Phagothérapie : entre microbiologie et géopolitique

C’est en 1917, au travers d’une note intitulée « Sur un microbe invisible antagoniste du bacille dysentérique », que Félix d’Hérelle, qui travaille à l’Institut Pasteur depuis 1911, révèle l’existence de virus prédateurs naturels de bactéries, baptisés « phages ». Ces virus atypiques, largement présents dans la nature ont, en effet ,des propriétés lytiques et peuvent donc détruire les membranes bactériennes, ce qui conduit à la mort des cellules. Fort de ses succès dans l’éradication de sauterelles dévastatrices, après avoir eu l’idée de pulvériser des bacilles qui leur sont naturellement néfastes, Félix d’Hérelle va multiplier les expérimentations et proposer d’utiliser les phages contre les infections bactériennes notamment humaines : le concept de la phagothérapie était né. La phagothérapie va connaître son heure de gloire dans les années 1920-1930 et ce microbiologiste voyageur créera à Paris un institut de production de phages à visée thérapeutique ; il participera à la fondation de laboratoires de recherche sur les phages en Union soviétique. Mais en pleine guerre froide, la phagothérapie devient affaire de géopolitique. Alors que la révolution de la pénicilline déferle sur l’Occident, les pays de l’Est, cloîtrés derrière le rideau de fer et donc privés d’antibiotiques, vont poursuivre leurs travaux sur les phages.

Routine ou cas cliniques

Cette expertise des pays d’Europe de l’Est persiste. À Tbilissi, en Géorgie, par exemple où l’Institut Eliava, du nom d’un élève de Félix d’Hérelle, accueille quelque 1 000 patients par an, notamment de nombreux étrangers dont les infections sont devenues multirésistantes aux antibiotiques. Ou encore à Wroclaw où le Centre de thérapie par les phages a acquis une réputation au-delà des frontières polonaises. Dans l’ex-Europe de l’Est, la phagothérapie reste utilisée en routine clinique et attire les patients « occidentaux » pour un tourisme médical version phagothérapie.

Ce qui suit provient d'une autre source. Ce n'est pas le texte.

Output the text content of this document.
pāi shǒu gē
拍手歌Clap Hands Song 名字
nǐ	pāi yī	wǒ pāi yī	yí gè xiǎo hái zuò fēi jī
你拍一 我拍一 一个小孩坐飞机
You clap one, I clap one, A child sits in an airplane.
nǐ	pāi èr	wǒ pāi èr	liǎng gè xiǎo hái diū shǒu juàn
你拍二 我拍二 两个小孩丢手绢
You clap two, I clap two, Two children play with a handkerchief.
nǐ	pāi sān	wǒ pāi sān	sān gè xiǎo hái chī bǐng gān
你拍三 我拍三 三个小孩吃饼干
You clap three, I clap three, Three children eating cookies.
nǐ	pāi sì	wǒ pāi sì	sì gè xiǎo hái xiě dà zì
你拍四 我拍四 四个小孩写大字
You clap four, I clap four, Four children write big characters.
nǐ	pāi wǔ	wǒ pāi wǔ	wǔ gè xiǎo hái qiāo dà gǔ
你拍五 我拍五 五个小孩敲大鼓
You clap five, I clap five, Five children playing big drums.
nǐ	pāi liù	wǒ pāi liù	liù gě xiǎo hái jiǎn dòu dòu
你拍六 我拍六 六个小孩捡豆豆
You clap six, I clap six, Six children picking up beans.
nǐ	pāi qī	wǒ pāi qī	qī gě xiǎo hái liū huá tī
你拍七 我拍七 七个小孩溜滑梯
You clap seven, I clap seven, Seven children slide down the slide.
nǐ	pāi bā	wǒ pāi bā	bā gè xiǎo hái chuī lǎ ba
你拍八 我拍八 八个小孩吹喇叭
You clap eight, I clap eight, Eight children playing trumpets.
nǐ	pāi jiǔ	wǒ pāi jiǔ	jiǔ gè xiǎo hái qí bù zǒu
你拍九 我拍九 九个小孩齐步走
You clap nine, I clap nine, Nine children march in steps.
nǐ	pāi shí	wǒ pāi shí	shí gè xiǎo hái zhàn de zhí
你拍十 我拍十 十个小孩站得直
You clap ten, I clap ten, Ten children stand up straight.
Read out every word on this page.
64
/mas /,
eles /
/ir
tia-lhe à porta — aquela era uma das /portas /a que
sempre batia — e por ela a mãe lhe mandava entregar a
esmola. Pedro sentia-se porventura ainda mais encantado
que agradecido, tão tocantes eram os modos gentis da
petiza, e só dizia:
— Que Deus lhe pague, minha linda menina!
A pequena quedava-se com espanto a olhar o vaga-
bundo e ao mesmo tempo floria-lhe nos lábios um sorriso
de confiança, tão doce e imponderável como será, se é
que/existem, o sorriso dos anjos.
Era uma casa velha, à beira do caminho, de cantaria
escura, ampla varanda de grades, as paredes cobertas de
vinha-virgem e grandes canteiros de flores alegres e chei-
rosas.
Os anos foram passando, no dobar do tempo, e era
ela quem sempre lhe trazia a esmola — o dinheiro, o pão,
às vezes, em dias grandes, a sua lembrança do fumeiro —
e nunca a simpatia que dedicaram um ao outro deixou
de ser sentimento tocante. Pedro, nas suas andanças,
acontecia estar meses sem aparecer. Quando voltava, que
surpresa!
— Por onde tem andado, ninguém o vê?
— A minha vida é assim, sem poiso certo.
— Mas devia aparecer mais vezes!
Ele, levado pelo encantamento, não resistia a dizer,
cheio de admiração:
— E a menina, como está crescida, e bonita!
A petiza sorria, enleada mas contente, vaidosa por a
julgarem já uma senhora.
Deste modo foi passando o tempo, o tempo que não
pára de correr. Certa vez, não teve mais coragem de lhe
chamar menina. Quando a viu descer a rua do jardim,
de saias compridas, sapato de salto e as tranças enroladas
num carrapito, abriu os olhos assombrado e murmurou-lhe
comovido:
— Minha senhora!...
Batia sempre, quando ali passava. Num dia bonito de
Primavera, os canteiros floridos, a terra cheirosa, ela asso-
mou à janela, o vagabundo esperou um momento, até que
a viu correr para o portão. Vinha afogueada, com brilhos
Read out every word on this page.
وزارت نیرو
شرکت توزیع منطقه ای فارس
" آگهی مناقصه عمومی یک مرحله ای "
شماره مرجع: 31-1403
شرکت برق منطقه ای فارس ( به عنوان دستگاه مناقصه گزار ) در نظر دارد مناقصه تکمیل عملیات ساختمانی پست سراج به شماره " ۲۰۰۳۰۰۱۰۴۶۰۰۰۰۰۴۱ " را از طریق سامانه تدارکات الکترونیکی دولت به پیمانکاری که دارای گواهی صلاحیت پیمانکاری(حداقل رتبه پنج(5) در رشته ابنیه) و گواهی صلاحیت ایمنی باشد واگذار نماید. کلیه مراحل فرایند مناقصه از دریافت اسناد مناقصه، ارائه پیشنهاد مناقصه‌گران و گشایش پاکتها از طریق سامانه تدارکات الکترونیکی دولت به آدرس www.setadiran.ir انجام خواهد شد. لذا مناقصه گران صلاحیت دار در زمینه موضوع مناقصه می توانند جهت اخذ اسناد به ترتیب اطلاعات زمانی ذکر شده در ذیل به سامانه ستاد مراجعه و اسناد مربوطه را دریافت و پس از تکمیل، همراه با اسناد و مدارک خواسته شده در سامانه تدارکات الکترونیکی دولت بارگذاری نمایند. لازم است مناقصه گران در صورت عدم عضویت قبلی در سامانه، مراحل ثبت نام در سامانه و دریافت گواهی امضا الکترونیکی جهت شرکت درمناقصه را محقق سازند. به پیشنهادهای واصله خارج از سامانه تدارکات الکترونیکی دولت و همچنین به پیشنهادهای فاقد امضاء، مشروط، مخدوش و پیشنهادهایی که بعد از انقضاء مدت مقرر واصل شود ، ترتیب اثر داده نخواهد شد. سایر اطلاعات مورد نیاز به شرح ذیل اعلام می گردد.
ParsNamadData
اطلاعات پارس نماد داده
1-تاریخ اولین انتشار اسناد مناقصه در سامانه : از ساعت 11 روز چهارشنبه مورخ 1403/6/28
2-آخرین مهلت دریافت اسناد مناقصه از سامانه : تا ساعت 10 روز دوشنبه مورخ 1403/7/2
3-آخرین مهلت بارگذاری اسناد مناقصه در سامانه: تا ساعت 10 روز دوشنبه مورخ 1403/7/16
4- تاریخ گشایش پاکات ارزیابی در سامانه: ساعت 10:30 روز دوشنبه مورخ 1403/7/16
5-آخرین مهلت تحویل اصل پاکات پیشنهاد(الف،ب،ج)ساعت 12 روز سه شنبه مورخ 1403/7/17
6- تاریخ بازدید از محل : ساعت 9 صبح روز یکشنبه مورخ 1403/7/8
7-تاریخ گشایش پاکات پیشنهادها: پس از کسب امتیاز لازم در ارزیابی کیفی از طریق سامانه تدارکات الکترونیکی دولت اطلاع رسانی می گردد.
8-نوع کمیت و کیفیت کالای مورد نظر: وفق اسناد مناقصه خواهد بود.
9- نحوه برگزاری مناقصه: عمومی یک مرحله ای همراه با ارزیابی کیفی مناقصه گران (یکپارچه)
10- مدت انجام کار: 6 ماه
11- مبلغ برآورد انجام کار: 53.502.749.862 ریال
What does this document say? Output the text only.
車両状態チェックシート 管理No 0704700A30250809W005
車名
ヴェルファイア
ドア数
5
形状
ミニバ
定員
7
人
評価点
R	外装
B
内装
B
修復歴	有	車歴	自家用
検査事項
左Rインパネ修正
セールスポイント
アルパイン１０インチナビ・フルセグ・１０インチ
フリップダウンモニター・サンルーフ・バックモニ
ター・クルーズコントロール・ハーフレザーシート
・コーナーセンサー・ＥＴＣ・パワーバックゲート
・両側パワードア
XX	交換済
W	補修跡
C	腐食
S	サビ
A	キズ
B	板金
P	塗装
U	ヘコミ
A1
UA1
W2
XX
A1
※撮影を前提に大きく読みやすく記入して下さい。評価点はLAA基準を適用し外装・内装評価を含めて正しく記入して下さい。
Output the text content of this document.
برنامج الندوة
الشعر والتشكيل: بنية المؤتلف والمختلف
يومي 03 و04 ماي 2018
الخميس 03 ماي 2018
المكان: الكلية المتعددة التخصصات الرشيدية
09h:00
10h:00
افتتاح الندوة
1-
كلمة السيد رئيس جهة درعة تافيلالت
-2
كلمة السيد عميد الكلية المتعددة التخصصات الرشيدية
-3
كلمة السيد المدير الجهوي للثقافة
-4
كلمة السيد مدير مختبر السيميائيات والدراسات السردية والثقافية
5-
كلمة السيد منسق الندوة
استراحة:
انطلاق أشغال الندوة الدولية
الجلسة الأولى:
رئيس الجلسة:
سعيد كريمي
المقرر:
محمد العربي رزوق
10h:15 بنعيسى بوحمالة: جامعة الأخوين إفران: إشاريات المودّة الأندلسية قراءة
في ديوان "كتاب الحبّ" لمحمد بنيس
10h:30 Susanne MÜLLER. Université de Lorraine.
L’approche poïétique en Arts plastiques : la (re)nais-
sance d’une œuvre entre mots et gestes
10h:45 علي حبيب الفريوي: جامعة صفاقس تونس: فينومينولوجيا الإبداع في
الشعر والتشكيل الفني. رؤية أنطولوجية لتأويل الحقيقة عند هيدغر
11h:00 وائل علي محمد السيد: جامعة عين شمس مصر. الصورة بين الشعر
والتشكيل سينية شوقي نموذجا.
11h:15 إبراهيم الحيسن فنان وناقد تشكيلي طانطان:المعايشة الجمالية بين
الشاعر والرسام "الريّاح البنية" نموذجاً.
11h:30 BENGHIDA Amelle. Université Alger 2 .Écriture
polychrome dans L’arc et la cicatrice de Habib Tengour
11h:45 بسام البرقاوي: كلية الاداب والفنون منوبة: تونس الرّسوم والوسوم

Car à « l’Ouest », les phages sont à l’index, notamment parce que la validation de leur intérêt n’a pas été faite selon les normes rigoureuses des essais cliniques d’aujourd’hui. Mais les lignes bougent face à la menace grandissante de l’antibiorésistance (33 000 morts aujourd’hui en Europe et 10 millions de morts anticipés dans le monde à l'horizon 2050).

Lire aussi Phagothérapie : La relève de l’antibiothérapie ?

Un article paru dans la prestigieuse revue Nature Medicine en mai 2019 relate l’amélioration spectaculaire de l’état d’une jeune patiente américaine atteinte de mucoviscidose, transplantée des poumons mais souffrant d’une infection bactérienne résistante. Traitée avec un cocktail de trois phages, son état clinique s’est considérablement amélioré, et l’infection à Mycobacterium abscessus contrôlée. En Belgique, l’hôpital Reine-Astrid, à Bruxelles, développe toute une chaîne d’expertises – de la recherche à la production – autour des phages : en 2019, un bébé souffrant d’une infection résistante aux antibiotiques a été traité avec un de leurs cocktails de phages et a pu être sauvé.

En France, la phagothérapie, qui reste non autorisée, fait l’objet de rares « traitements compassionnels », ce qui désigne l'utilisation thérapeutique de médicaments sans autorisation de mise sur le marché (AMM) pour des malades en impasse thérapeutique. C'est ainsi qu'aux Hospices civils de Lyon en 2017, deux patients atteints d’infections ostéoarticulaires sévères, causées par un Pseudomonas aeruginosa multirésistant et un Staphylococcus aureus récidivant, reçoivent un traitement à base de phages : une première en France avec, à la clef, une très bonne tolérance et les deux infections rapidement contrôlées, alors que tous les autres traitements avaient échoué. D’autres centres en région parisienne – Pitié-Salpêtrière, hôpital européen Georges-Pompidou, hôpital Henri-Mondor – ont également tenté des phagothérapies sur des patients. L’Agence nationale de sécurité sanitaire du médicament et produits de santé comptabilise 15 administrations de phages pour 12 patients depuis 2015.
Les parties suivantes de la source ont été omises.